You can add your test cases to the test suite defined in
providedtests.ml
(2) RUX86 Programming
=====================
For this part of the assignment, you will create (by hand) a
non-trivial RUX86 assembly program to test your interpreter's
behavior and get some experience programming in RUX86. The factorial
program supplied with the test code is an example of what we mean by
"non-trivial" -- test cases of roughly this level of difficulty can
earn full credit. In particular, your program should include:
Non-trivial control flow: either nested loops, a recursive function,
or something similarly complex At least one conditional branch. Some
amount of arithmetic or logic. A test case (or test cases) that
exercise your program and test the correctness of the interpreter's
behavior. If your program computes a simple answer, it can return it
in Eax and you can use the run_test harness as in the factorial
example; for more complex programs you might want to use the st_test
function, which lets you examine the resulting state of the
interpreter. Some good candidates for such programs include: simple
sorting or searching algorithms (i.e. treat some chunk of memory as an
array of values to be sorted), simple arithmetic algorithms such as
gcd, recursive functions over integers or very simple data structures
such as linked lists. If you are unsure whether the test case you'd
like to implement is sufficient, contact us.
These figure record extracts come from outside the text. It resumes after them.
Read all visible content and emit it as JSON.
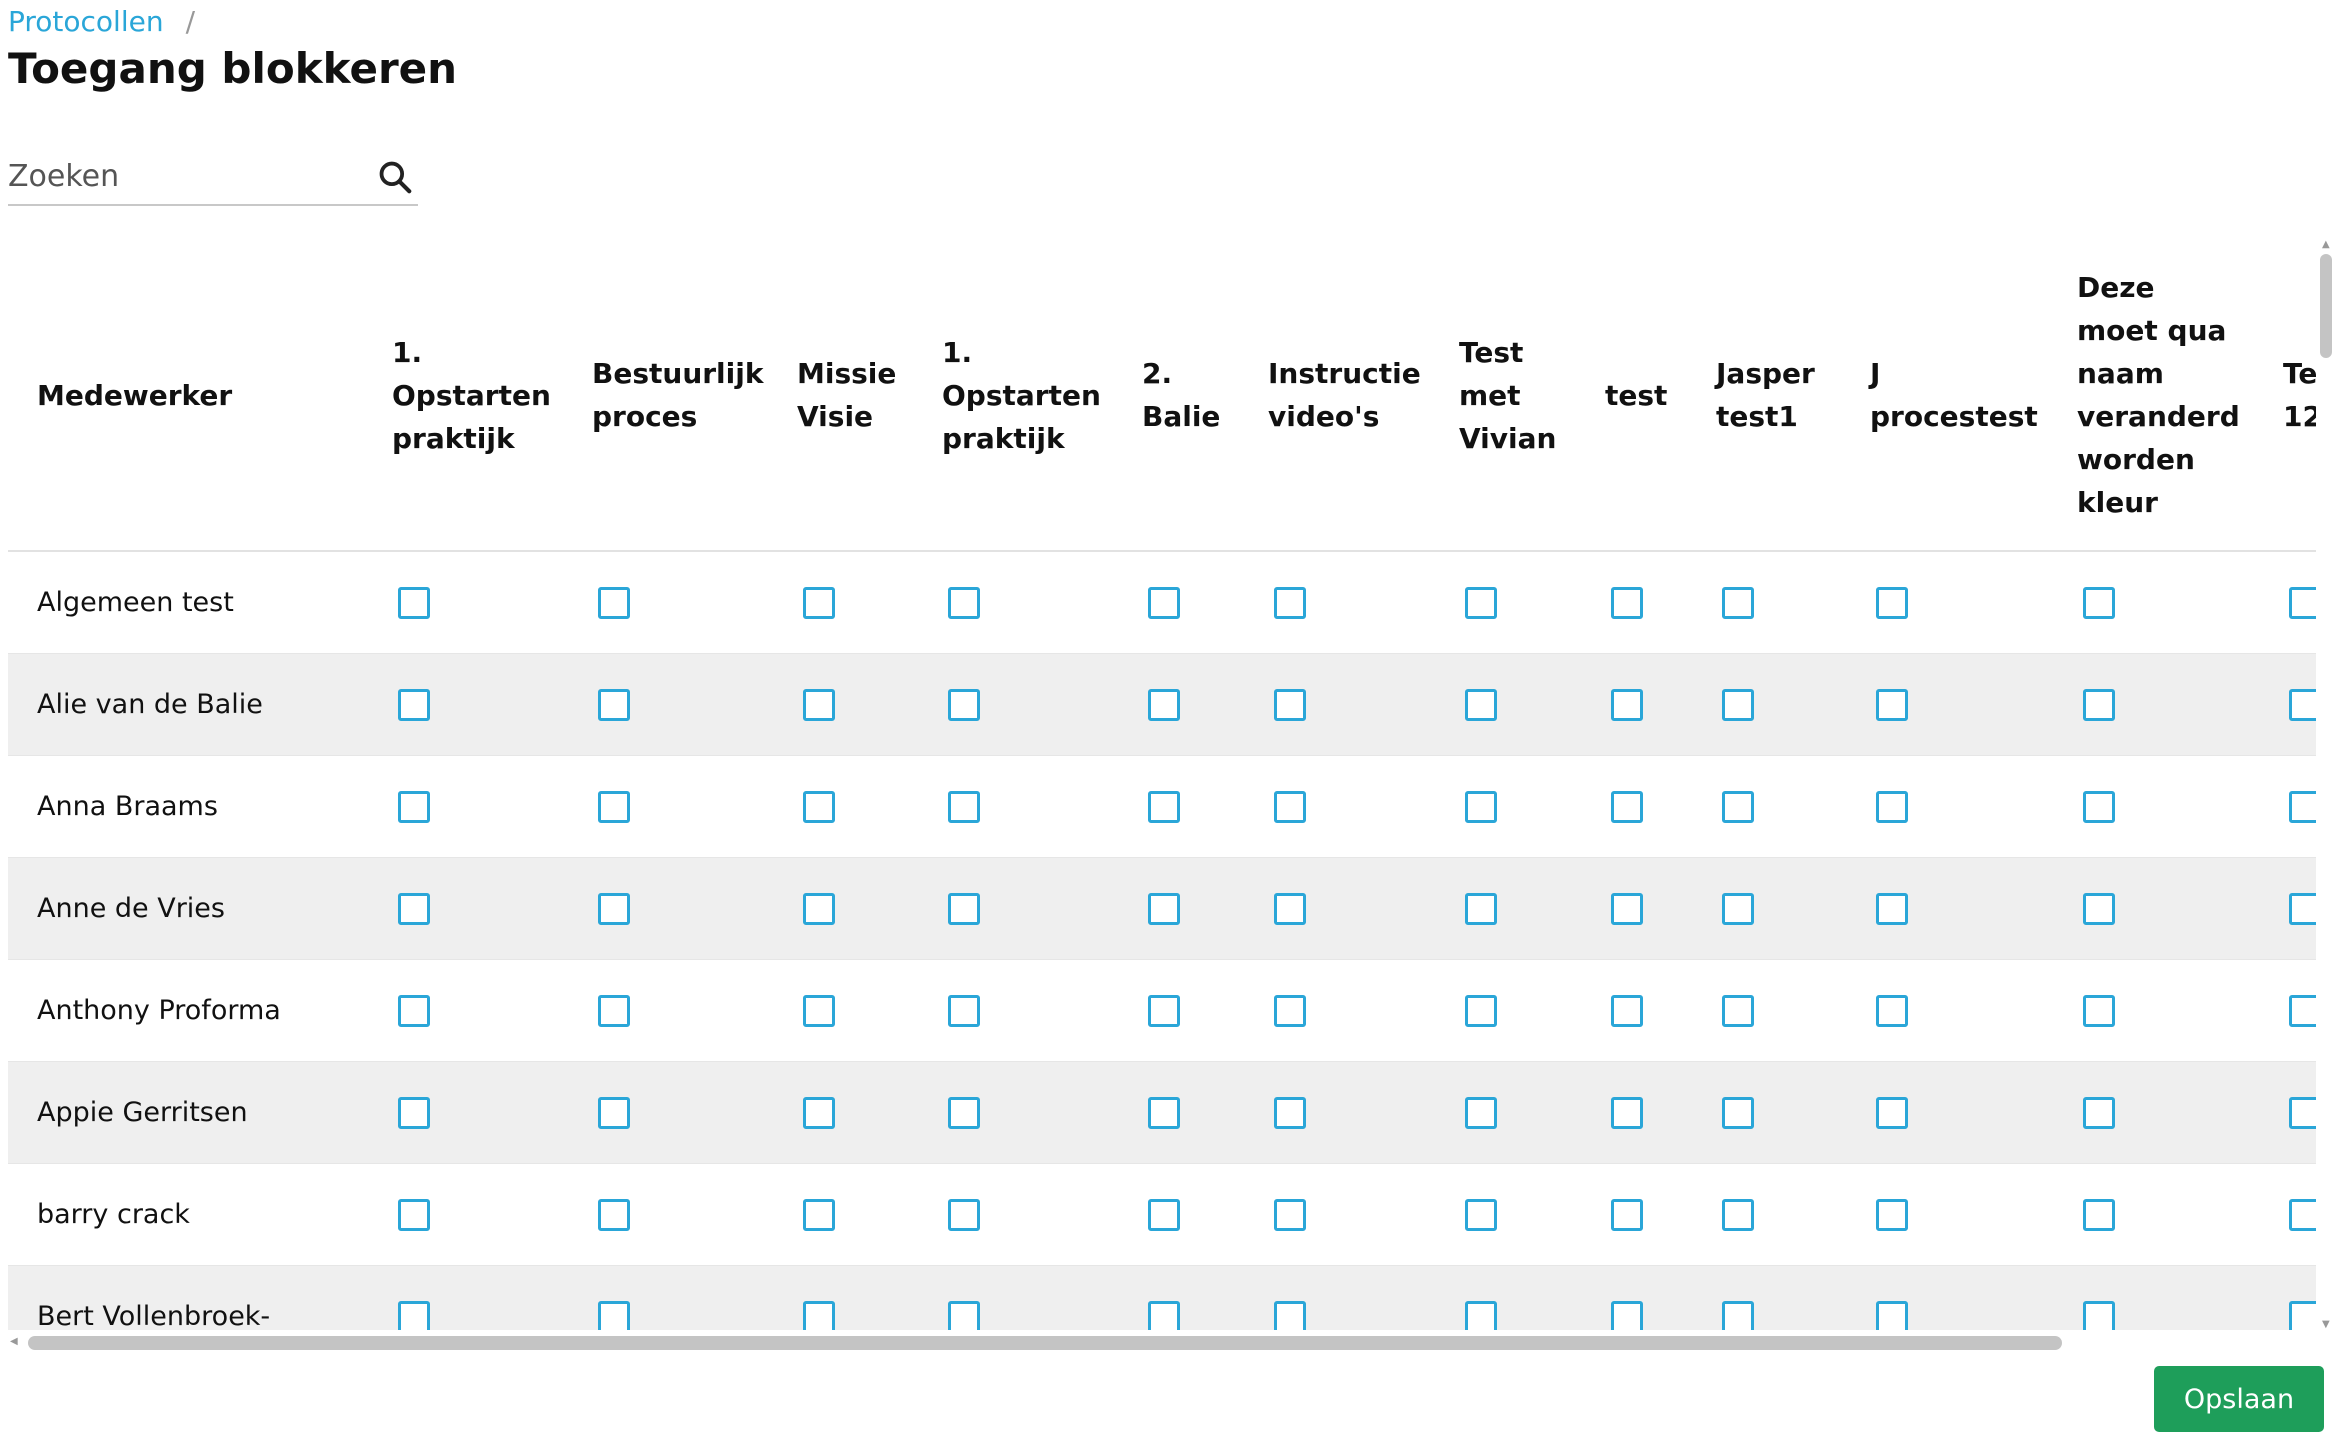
{
  "breadcrumb": {
    "link": "Protocollen",
    "separator": "/"
  },
  "page": {
    "title": "Toegang blokkeren"
  },
  "search": {
    "placeholder": "Zoeken",
    "value": ""
  },
  "table": {
    "name_header": "Medewerker",
    "columns": [
      "1.\nOpstarten\npraktijk",
      "Bestuurlijk\nproces",
      "Missie\nVisie",
      "1.\nOpstarten\npraktijk",
      "2.\nBalie",
      "Instructie\nvideo's",
      "Test\nmet\nVivian",
      "test",
      "Jasper\ntest1",
      "J\nprocestest",
      "Deze\nmoet qua\nnaam\nveranderd\nworden\nkleur",
      "Te\n12"
    ],
    "rows": [
      "Algemeen test",
      "Alie van de Balie",
      "Anna Braams",
      "Anne de Vries",
      "Anthony Proforma",
      "Appie Gerritsen",
      "barry crack",
      "Bert Vollenbroek-"
    ]
  },
  "actions": {
    "save_label": "Opslaan"
  },
  "colors": {
    "accent": "#2aa6d8",
    "save": "#1e9e5a"
  }
}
Your test should be a function of type unit - unit that works in the
assertion framework (as defined in assert.ml). This test should be
supplied in providedtests.ml as the "Student-Provided Big Test for
Part II". We will hand grade this submission (and test it against our
own interpreter). We will also use all "correct" submitted tests to
validate all of the other projects in the course -- the trickier your
test is, the harder it will be for other teams to pass it!
(3) Assignment submission
Most of the instructions for this project are found as comments in the
source files. For this assignment, you should primarily fill the
rux86interpreter.ml and providedtests.ml and submit your directory as
assign2.tar.gz directory.
When we execute the following set of commands on a Linux box, your
submission should execute the tests. If you create the tar file in the
wrong fashion, it may not have the correct directory structure.
tar -zxvf assign2.tar.gz
cd assign2
./ocamlbuild main.native
./main.native --test
Instructions for creating the tar file. Lets say all your assign2
materials are in the assign2 directory
#ls
assign2
#tar -c assign2 assign2.tar
#gzip assign2.tar
The last command should create assign2.tar.gz
(4) Grading
You will get no credit if your submitted program does not compile.
Apart from the test already given, we will run some hidden tests. Your
points will be 50% for passing the given tests (with correctly written
code) and 50% for the hidden tests. Your score for the given tests
will be displayed by the test harness.